L-isoidide mononitrate (L-IIMN) is the most potent mononitrate vasodilator described so far in the literature. Since other mononitrates, such as isosorbide-5-mononitrate and isosorbide-2-mononitrate, have been shown not to be subject to first-pass metabolism, we examined the pharmacokinetics of L-IIMN after oral administration to determine whether this compound also exhibited this behavior. An oral dose of 2 mg kg-1 L-IIMN dissolved in normal saline was given to seven rats. Absorption of L-IIMN after dosing was rapid with an apparent absorption half-life of 9.5 +/- 3.6 min (mean +/- SD). Plasma L-IIMN concentrations peaked between 5 and 20 min after dosing and declined thereafter in an apparently monoexponential manner. The average elimination half-life was 11.9 +/- 1.7 min (mean +/- SD). Oral bioavailability was estimated to be about 50%. Thus, unlike the other mononitrates so far examined in the literature, L-IIMN exhibits incomplete bioavailability.

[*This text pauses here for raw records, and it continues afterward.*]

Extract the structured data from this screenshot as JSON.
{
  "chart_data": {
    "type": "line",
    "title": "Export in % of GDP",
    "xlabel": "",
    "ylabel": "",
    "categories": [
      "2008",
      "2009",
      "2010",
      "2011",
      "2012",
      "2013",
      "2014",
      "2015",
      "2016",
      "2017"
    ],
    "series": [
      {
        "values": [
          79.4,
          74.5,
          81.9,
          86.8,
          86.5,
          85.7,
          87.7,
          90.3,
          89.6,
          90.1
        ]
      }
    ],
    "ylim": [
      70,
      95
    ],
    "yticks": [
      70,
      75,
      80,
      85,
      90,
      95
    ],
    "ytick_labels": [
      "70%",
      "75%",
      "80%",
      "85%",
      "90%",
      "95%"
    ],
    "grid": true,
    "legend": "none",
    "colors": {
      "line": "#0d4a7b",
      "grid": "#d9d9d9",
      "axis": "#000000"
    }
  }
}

This pharmacokinetic behavior, however, is consistent with its faster systemic clearance compared to other organic mononitrates.

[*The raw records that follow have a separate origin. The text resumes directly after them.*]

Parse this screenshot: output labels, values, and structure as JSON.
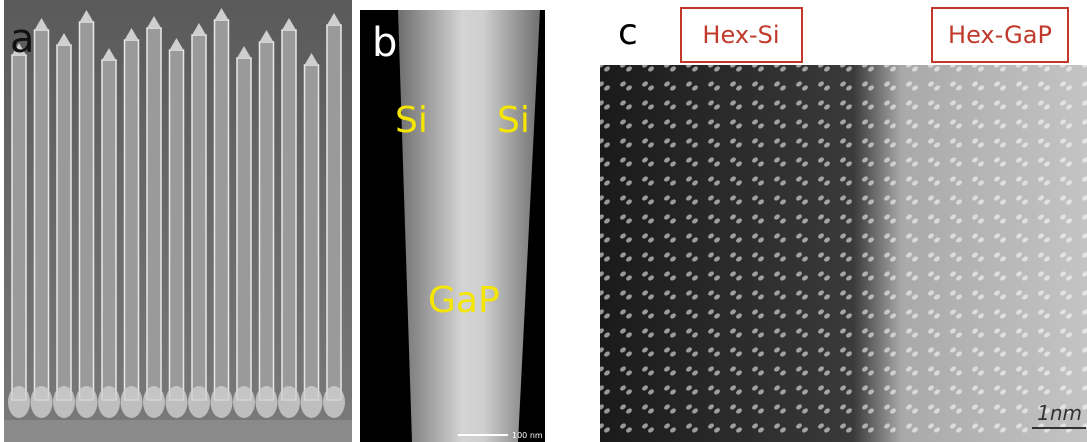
{
  "panels": [
    {
      "label": "a"
    },
    {
      "label": "b",
      "annotations": [
        "Si",
        "Si",
        "GaP"
      ],
      "scale_bar": "100 nm"
    },
    {
      "label": "c",
      "regions": [
        "Hex-Si",
        "Hex-GaP"
      ],
      "scale_bar": "1nm"
    }
  ]
}
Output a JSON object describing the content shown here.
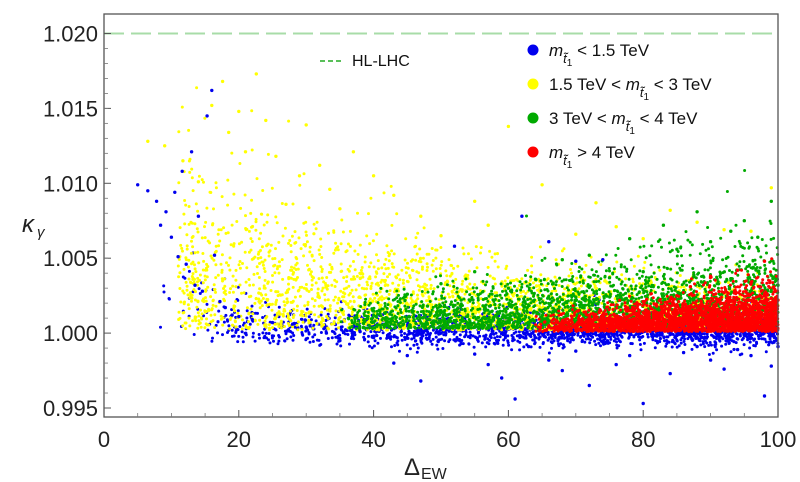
{
  "chart_data": {
    "type": "scatter",
    "title": "",
    "xlabel": "Δ",
    "xlabel_sub": "EW",
    "ylabel": "κ",
    "ylabel_sub": "γ",
    "xlim": [
      0,
      100
    ],
    "ylim": [
      0.9944,
      1.0213
    ],
    "x_ticks": [
      0,
      20,
      40,
      60,
      80,
      100
    ],
    "x_tick_labels": [
      "0",
      "20",
      "40",
      "60",
      "80",
      "100"
    ],
    "y_ticks": [
      0.995,
      1.0,
      1.005,
      1.01,
      1.015,
      1.02
    ],
    "y_tick_labels": [
      "0.995",
      "1.000",
      "1.005",
      "1.010",
      "1.015",
      "1.020"
    ],
    "reference_line": {
      "y": 1.02,
      "label": "HL-LHC",
      "color": "#a8dca8",
      "legend_color": "#22aa22"
    },
    "series": [
      {
        "name": "m_t1 < 1.5 TeV",
        "color": "#0000ee",
        "legend": [
          "m",
          "t̃",
          "1",
          "< 1.5 TeV"
        ],
        "points": [
          [
            5,
            1.0099
          ],
          [
            6.5,
            1.0095
          ],
          [
            7.8,
            1.0088
          ],
          [
            8.4,
            1.0072
          ],
          [
            9.2,
            1.0081
          ],
          [
            10,
            1.0064
          ],
          [
            10.5,
            1.0094
          ],
          [
            11,
            1.0051
          ],
          [
            11.6,
            1.0108
          ],
          [
            12.2,
            1.0046
          ],
          [
            13,
            1.0121
          ],
          [
            13.5,
            1.0032
          ],
          [
            14,
            1.0078
          ],
          [
            14.6,
            1.0028
          ],
          [
            15.3,
            1.0145
          ],
          [
            16,
            1.0162
          ],
          [
            16.4,
            1.0052
          ],
          [
            17.2,
            1.0021
          ],
          [
            18,
            1.0017
          ],
          [
            19,
            1.0012
          ],
          [
            20,
            1.0011
          ],
          [
            22,
            1.0009
          ],
          [
            25,
            1.0007
          ],
          [
            28,
            1.0006
          ],
          [
            30,
            1.0004
          ],
          [
            33,
            1.0
          ],
          [
            35,
            0.9995
          ],
          [
            38,
            1.0001
          ],
          [
            40,
            0.9997
          ],
          [
            43,
            0.998
          ],
          [
            45,
            0.9985
          ],
          [
            47,
            0.9968
          ],
          [
            50,
            1.0
          ],
          [
            53,
            0.9993
          ],
          [
            55,
            0.9986
          ],
          [
            57,
            0.9979
          ],
          [
            59,
            0.997
          ],
          [
            61,
            0.9956
          ],
          [
            63,
            0.9991
          ],
          [
            66,
            0.9982
          ],
          [
            68,
            0.9975
          ],
          [
            70,
            0.9988
          ],
          [
            72,
            0.9965
          ],
          [
            74,
            0.9994
          ],
          [
            76,
            0.9979
          ],
          [
            78,
            0.9985
          ],
          [
            80,
            0.9953
          ],
          [
            82,
            0.9998
          ],
          [
            84,
            0.9973
          ],
          [
            86,
            0.9987
          ],
          [
            88,
            0.9991
          ],
          [
            90,
            0.9982
          ],
          [
            92,
            0.9976
          ],
          [
            94,
            0.9989
          ],
          [
            96,
            0.9985
          ],
          [
            98,
            0.9958
          ],
          [
            99,
            0.9978
          ],
          [
            100,
            0.9991
          ],
          [
            52,
            1.0058
          ],
          [
            62,
            1.0078
          ],
          [
            66,
            1.0061
          ],
          [
            74,
            1.0049
          ],
          [
            70,
            1.0048
          ]
        ]
      },
      {
        "name": "1.5 TeV < m_t1 < 3 TeV",
        "color": "#ffff00",
        "legend": [
          "1.5 TeV < m",
          "t̃",
          "1",
          "< 3 TeV"
        ],
        "points": [
          [
            6.5,
            1.0128
          ],
          [
            9,
            1.0125
          ],
          [
            11.7,
            1.0115
          ],
          [
            14,
            1.0101
          ],
          [
            16,
            1.0152
          ],
          [
            17.6,
            1.0168
          ],
          [
            18.5,
            1.0134
          ],
          [
            20,
            1.0148
          ],
          [
            21,
            1.0121
          ],
          [
            22.6,
            1.0173
          ],
          [
            24,
            1.0142
          ],
          [
            25.5,
            1.0118
          ],
          [
            27,
            1.0086
          ],
          [
            29,
            1.0105
          ],
          [
            30,
            1.0139
          ],
          [
            32,
            1.0112
          ],
          [
            33.5,
            1.0096
          ],
          [
            35,
            1.0083
          ],
          [
            37,
            1.0121
          ],
          [
            40,
            1.0105
          ],
          [
            43,
            1.0092
          ],
          [
            47,
            1.0078
          ],
          [
            50,
            1.0065
          ],
          [
            55,
            1.0088
          ],
          [
            57,
            1.0072
          ],
          [
            60,
            1.0138
          ],
          [
            65,
            1.0099
          ],
          [
            70,
            1.0066
          ],
          [
            73,
            1.0087
          ],
          [
            76,
            1.0071
          ],
          [
            80,
            1.0063
          ],
          [
            84,
            1.0082
          ],
          [
            88,
            1.0074
          ],
          [
            92,
            1.0069
          ],
          [
            96,
            1.0068
          ],
          [
            99,
            1.0097
          ]
        ]
      },
      {
        "name": "3 TeV < m_t1 < 4 TeV",
        "color": "#00aa00",
        "legend": [
          "3 TeV < m",
          "t̃",
          "1",
          "< 4 TeV"
        ],
        "points": [
          [
            45,
            1.0026
          ],
          [
            48,
            1.0018
          ],
          [
            50,
            1.0033
          ],
          [
            53,
            1.0022
          ],
          [
            55,
            1.0041
          ],
          [
            58,
            1.0019
          ],
          [
            60,
            1.003
          ],
          [
            62,
            1.0012
          ],
          [
            64,
            1.0036
          ],
          [
            66,
            1.0008
          ],
          [
            68,
            1.0049
          ],
          [
            70,
            1.0024
          ],
          [
            72,
            1.0052
          ],
          [
            75,
            1.0037
          ],
          [
            78,
            1.0063
          ],
          [
            80,
            1.0041
          ],
          [
            83,
            1.0072
          ],
          [
            85,
            1.0056
          ],
          [
            88,
            1.0081
          ],
          [
            90,
            1.0061
          ],
          [
            93,
            1.0068
          ],
          [
            95,
            1.0075
          ],
          [
            97,
            1.0064
          ],
          [
            99,
            1.0088
          ],
          [
            100,
            1.0032
          ]
        ]
      },
      {
        "name": "m_t1 > 4 TeV",
        "color": "#ff0000",
        "legend": [
          "m",
          "t̃",
          "1",
          "> 4 TeV"
        ],
        "points": [
          [
            66,
            1.0004
          ],
          [
            68,
            1.0008
          ],
          [
            70,
            1.0002
          ],
          [
            72,
            1.0012
          ],
          [
            75,
            1.0006
          ],
          [
            78,
            1.0015
          ],
          [
            80,
            1.0021
          ],
          [
            82,
            1.0018
          ],
          [
            84,
            1.0009
          ],
          [
            85,
            1.0025
          ],
          [
            87,
            1.0031
          ],
          [
            89,
            1.0014
          ],
          [
            90,
            1.0038
          ],
          [
            92,
            1.0027
          ],
          [
            94,
            1.0042
          ],
          [
            96,
            1.0033
          ],
          [
            98,
            1.0048
          ],
          [
            100,
            1.0022
          ]
        ]
      }
    ]
  }
}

imdur drug information 2016-06-14

In Group 1 patients delta LVA 2 and delta RPPI 2 showed values which were similar to delta LVA 1 and delta RPPI 1 (mean value delta LVA 2 47 vs mean delta LVA 1 48.2 pixels, p = ns; mean value delta RPPI 2 5264 vs mean delta RPPI 1 5536 bpm x mmHg, p = ns). These results suggest that Group 1 patients did not develop tolerance either at the coronary or at the venous level. In Group 2 patients, delta LVA 2 was significantly lower than delta LVA 1 (mean delta LVA 2 18.4 vs mean delta LVA 1 54 pixels, p < 0.01). This finding indicated tolerance to nitrates at the venous level. On the other hand, in all Group 2 patients, values of delta RPPI 2, though lower than delta RPPI 1 (mean delta RPPI 2 3095 vs mean delta RPPI 1 6083 bpm x mmHg, p < 0.01) were still higher than 2500 bpm x mmHg, indicating that the effect of nitrates at the coronary level was preserved. These data suggest that in patients treated with high doses of nitrates, the effect of these drugs at the coronary level is still present when tolerance has already developed at the venous level.

imdur medication uses 2016-06-05

To evaluate the efficacy of adding banding ligation to drugs to prevent variceal rebleeding in haemodynamic non-responders to drugs.

imdur overdose 2015-09-07

Both medications with beta-blockers and isosorbide-5-mononitrate and endoscopic variceal ligation have been proven plausible in the prevention of variceal rebleeding. However, the relative efficacy and safety of the combined treatment for preventing rebleeding remains unresolved.

imdur 100 mg 2015-08-12

This demonstrated that propranolol reduced both portal pressure gradient (7.7 +/- 2.3 to 5.5 +/- 2.1 mmHg, P < 0.01) and portal vein flow (925 +/- 123 to 597 +/- 99 mL/min, P = 0.01) significantly, implying a reduction in splanchnic inflow as its main effect. In contrast, isosorbide-5-mononitrate tended to increase portal vein flow (814 +/- 186 to 911 +/- 211 mL/min; P = 0.06) whilst reducing portal pressure significantly (108 +/- 12 to 92 +/- 10 mmHg P = 0.014). This suggests a fall in intrahepatic resistance and provides no evidence for baroreceptor-mediated reflex splanchnic vasoconstriction.